Assistant Examiner: Leung; Philip H.
Attorney, Agent or Firm: Bartlett; M. D. Pannone; J. D.
Arnold; H. W.
Parent Case Text
CROSS-REFERENCE TO RELATED CASES
This is a continuation of application Ser. No. 682,698 filed May 3,
1976, abandoned; a division of Ser. No. 838,265 Sept. 30, 1977, now
U.S. Pat. No. 4,135,579 Jan. 23, 1979.
Claims
What is claimed is:
1. In combination:
a plurality of conductive members having portions thereof
positioned in a body of oil shale beneath an overburden;
means comprising a transmission line system extending from an
electric power source substantially through said overburden and
electrically coupled to said conductive members for producing an
electric field potential between said conductive members;
said electric field potential comprising a component which varies
at a frequency in the range between 100 kilohertz to 100 megahertz
with different phases of said electric field potential component
being supplied to adjacent conductive members in said oil shale
body;
means for shielding a substantial portion of said overburden above
said conductive members from said electric field potential;
the average spacing of said conductors being less than a tenth
wavelength of said frequency in said body; and
the intensity of said electric field potential producing fracturing
in regions of said body by producing substantial thermal gradients
in said body.
2. The combination in accordance with claim 1 wherein said
transmission line system extends from a point outside said
overburden on said body and terminates within said body; and
a portion of said transmission line in said body of oil shale
comprises said conductive members.
3. The combination in accordance with claim 2 wherein said means
for producing said potential comprises RF generating means coupled
to said transmission line outside said body through coupling means
and producing a standing wave on said transmission line having at
least one voltage concentration within said body.
4. In combination:
a plurality of conductive members having portions thereof
positioned in a body of oil shale;
means for producing an electric field potential between said
conductive members having a component which varies at a frequency
in the range between 100 kilohertz to 100 megahertz;
the average spacing of said conductors being less than a tenth
wavelength of said frequency in said body;
the intensity of the electric field producing fracturing in regions
of said body by producing substantial thermal gradients in said
body; and
said electric field producing means comprising means for coupling
the output of electrical generating means to each of a plurality of
pairs of said condutors in phase opposition.

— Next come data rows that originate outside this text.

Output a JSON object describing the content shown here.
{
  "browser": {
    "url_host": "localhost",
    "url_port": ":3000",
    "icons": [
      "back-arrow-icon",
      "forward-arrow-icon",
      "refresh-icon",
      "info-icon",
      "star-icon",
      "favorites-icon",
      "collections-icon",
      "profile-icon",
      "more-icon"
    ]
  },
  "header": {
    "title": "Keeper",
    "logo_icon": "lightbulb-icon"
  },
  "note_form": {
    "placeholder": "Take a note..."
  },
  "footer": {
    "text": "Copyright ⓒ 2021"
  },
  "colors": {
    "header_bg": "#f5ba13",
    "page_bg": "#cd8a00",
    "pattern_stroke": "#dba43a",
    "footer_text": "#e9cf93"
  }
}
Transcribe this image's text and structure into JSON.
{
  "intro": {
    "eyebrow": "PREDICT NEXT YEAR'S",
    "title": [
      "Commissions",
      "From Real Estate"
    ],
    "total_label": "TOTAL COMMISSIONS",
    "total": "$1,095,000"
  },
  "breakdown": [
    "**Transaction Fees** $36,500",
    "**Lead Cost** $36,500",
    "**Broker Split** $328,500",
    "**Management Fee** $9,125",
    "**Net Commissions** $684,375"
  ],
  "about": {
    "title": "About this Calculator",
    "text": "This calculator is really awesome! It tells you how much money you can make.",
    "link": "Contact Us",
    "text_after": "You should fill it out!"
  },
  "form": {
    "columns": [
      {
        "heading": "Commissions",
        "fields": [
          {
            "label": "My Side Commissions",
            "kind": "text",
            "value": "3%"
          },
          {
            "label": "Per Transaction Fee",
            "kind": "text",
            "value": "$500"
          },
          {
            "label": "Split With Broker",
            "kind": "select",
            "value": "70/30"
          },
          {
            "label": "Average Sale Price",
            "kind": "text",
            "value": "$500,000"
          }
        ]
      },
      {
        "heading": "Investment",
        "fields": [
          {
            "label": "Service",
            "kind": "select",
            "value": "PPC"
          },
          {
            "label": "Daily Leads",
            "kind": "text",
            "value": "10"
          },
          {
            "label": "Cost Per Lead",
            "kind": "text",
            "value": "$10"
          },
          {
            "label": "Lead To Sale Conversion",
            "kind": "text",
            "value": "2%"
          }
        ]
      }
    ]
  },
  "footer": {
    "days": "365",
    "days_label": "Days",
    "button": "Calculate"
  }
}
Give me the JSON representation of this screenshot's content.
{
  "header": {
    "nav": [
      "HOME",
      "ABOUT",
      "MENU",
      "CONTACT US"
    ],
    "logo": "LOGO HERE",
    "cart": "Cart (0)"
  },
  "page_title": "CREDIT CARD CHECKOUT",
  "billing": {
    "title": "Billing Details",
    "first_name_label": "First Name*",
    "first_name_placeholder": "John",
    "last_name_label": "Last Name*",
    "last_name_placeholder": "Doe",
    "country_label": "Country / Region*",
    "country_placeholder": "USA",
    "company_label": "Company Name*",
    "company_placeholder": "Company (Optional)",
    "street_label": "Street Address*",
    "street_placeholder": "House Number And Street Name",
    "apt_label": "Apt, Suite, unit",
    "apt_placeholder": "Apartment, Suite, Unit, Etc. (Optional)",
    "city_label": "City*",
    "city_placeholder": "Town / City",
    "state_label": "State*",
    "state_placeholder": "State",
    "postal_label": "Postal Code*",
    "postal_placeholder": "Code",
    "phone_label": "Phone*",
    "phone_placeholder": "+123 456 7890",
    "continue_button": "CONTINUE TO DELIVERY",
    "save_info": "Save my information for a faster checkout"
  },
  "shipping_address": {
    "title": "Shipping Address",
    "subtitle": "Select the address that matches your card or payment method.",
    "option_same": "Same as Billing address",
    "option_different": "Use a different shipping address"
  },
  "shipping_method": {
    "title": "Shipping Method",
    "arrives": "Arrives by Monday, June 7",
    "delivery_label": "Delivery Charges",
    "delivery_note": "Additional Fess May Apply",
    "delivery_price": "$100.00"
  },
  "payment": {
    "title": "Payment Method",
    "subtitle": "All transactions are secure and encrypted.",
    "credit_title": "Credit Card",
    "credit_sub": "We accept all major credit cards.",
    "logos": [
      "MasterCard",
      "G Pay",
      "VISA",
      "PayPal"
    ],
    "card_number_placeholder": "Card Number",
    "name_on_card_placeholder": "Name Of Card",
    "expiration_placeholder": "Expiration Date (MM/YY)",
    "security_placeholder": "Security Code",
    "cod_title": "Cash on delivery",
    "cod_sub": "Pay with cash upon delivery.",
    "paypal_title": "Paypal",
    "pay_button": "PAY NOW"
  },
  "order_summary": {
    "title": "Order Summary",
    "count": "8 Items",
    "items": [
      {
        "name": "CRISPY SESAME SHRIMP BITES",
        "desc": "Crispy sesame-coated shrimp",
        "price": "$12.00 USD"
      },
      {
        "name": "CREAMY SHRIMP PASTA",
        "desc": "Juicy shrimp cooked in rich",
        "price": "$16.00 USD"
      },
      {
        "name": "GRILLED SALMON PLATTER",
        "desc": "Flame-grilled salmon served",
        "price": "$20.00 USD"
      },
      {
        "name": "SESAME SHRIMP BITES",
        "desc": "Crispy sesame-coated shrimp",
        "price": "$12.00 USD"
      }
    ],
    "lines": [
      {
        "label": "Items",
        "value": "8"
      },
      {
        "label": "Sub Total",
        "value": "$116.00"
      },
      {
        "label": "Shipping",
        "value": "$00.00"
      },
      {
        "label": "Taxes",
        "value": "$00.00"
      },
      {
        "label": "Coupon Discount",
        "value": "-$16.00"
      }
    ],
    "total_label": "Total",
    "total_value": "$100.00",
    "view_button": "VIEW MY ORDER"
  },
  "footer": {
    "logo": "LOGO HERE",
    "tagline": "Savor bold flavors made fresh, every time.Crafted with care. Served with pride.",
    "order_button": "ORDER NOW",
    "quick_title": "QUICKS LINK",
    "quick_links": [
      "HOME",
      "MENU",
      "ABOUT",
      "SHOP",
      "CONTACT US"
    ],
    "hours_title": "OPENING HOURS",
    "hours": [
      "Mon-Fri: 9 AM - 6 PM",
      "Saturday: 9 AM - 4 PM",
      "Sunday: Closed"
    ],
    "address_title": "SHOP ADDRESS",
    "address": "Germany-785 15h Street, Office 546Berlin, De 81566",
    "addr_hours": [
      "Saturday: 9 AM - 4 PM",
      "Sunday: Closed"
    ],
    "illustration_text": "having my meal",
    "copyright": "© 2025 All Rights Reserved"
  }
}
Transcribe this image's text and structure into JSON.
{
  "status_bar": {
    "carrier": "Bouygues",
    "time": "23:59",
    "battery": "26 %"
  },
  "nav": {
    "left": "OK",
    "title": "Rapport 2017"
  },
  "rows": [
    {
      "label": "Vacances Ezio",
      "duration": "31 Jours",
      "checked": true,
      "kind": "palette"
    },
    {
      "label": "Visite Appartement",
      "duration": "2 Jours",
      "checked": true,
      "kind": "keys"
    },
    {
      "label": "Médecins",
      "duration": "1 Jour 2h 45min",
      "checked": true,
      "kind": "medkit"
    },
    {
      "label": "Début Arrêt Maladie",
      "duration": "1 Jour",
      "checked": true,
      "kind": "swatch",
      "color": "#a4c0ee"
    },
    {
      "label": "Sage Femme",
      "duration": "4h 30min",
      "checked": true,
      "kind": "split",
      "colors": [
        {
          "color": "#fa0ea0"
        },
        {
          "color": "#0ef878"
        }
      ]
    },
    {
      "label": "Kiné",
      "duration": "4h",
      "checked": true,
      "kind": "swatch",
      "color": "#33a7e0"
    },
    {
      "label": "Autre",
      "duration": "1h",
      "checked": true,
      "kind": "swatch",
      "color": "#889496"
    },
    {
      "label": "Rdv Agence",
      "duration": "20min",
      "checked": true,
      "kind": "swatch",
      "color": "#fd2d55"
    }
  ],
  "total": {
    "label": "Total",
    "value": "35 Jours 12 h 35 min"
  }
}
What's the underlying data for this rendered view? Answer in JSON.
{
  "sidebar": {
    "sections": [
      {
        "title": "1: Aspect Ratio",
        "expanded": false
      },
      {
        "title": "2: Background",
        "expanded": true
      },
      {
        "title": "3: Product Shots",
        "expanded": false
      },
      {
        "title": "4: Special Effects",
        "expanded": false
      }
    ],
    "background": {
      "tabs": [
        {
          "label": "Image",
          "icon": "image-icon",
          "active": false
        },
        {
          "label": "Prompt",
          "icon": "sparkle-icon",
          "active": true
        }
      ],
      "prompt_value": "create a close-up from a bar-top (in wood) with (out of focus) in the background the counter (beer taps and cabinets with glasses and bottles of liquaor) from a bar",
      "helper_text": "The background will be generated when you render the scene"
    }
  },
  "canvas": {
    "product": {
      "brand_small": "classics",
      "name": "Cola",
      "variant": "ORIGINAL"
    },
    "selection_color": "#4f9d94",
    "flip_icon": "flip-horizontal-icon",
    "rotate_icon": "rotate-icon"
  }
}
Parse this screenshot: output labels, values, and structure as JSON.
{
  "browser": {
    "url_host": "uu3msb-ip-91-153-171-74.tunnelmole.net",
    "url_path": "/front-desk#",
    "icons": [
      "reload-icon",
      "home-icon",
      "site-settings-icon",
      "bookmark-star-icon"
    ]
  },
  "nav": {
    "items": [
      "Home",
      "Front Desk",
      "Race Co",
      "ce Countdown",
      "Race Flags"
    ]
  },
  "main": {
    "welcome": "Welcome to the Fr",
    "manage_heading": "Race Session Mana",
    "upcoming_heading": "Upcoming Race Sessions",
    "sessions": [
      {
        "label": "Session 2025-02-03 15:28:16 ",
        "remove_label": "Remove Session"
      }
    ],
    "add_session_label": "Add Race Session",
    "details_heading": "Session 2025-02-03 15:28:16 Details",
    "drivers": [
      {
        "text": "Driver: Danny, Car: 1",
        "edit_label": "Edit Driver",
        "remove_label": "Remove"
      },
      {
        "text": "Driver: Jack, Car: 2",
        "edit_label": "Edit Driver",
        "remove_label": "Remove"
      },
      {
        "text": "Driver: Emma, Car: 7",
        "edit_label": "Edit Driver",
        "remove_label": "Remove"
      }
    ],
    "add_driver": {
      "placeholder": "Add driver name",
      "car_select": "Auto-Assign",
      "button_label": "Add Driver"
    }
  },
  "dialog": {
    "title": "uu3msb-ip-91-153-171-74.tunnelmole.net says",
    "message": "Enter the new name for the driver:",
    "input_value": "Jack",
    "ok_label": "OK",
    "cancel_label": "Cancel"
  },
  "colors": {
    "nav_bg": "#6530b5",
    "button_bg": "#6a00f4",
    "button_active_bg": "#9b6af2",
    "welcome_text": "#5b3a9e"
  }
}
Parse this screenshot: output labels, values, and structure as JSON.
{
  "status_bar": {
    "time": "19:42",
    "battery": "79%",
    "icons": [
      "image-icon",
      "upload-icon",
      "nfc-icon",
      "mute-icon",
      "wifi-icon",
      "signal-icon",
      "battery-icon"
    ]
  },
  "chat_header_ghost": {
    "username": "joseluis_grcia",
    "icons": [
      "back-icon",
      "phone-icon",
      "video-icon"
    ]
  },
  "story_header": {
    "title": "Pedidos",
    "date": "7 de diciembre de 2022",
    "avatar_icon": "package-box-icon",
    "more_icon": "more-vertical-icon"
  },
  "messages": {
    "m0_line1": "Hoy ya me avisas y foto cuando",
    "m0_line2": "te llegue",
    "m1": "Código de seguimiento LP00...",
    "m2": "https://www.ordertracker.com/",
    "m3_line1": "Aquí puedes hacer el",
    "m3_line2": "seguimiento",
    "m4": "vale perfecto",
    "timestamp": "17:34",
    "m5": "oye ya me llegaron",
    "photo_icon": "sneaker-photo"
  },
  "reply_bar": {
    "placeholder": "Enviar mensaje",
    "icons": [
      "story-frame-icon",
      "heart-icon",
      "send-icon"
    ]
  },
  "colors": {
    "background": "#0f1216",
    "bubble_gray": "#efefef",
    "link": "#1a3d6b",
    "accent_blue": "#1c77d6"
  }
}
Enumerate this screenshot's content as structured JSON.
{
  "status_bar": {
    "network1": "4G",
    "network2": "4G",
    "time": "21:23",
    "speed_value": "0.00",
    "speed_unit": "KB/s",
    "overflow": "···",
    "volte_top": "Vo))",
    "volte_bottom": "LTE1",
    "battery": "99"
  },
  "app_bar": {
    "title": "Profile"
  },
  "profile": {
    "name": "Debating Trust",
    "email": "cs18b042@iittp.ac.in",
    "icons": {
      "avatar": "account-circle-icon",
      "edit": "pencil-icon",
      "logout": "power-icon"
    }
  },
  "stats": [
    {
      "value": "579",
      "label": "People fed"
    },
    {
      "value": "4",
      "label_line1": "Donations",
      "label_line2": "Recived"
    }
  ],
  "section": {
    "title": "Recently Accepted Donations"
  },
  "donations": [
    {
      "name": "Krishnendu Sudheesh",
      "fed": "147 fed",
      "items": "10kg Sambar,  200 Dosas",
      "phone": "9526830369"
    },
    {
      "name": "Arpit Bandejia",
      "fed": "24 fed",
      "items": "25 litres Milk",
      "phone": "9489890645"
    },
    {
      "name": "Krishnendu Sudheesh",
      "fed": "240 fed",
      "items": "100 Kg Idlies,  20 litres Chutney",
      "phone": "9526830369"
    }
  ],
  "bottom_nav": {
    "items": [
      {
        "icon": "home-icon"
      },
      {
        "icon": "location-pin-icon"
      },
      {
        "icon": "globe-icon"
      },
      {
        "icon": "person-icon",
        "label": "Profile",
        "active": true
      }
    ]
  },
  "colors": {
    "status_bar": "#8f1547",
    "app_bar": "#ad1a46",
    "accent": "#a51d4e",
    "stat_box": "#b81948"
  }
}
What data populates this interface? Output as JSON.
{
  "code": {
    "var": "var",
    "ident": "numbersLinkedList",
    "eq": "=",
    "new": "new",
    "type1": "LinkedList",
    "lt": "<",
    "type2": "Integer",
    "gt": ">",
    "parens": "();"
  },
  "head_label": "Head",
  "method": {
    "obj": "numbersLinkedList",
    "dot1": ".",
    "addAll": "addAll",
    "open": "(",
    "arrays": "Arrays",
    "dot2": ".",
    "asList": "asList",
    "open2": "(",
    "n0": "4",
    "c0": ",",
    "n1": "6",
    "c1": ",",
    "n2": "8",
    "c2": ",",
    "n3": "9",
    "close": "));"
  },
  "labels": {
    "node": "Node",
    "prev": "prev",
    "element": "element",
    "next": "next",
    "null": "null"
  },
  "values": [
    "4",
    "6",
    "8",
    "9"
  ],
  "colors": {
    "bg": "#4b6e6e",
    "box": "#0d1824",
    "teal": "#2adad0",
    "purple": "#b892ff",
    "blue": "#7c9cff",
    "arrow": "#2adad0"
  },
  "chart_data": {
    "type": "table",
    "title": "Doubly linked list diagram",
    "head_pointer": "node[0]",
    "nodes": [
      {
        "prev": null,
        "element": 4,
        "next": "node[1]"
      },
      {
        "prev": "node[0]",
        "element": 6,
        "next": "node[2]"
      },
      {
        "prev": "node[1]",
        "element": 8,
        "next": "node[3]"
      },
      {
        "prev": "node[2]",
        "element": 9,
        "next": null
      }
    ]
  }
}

5. The combination in accordance with claim 4 wherein said
frequency is variable.
6. Apparatus for in situ treatment of a body of organic material
beneath an overburden comprising:
a plurality of transmission lines comprising outer and inner
conductors extending from a source of electrical energy comprising
a frequency above 100 kilohertz through said overburden into said
body the major portions of adjacent outer conductors of said
transmission lines being maintained at substantially the same
potential in said overburden;
said inner conductors being fed by said source with different
phases of said frequency;
said electrical energy having an intensity producing heating of
regions of said body to temperatures above 600.degree. F.;
said lines being spaced by an average distance of less than a tenth
wavelength in said body at the frequency of said electric energy;
and
means comprising said outer conductors for maintaining a region
positioned adjacent the surface of said overburden between said
transmission lines substantially free of said electrical
energy.
7. The apparatus in accordance with claim 6 wherein the portions of
said transmission lines extending through said overburden are
coaxial line whose outer conductors are connected to a conductive
screen positioned adjacent the surface of said overburden.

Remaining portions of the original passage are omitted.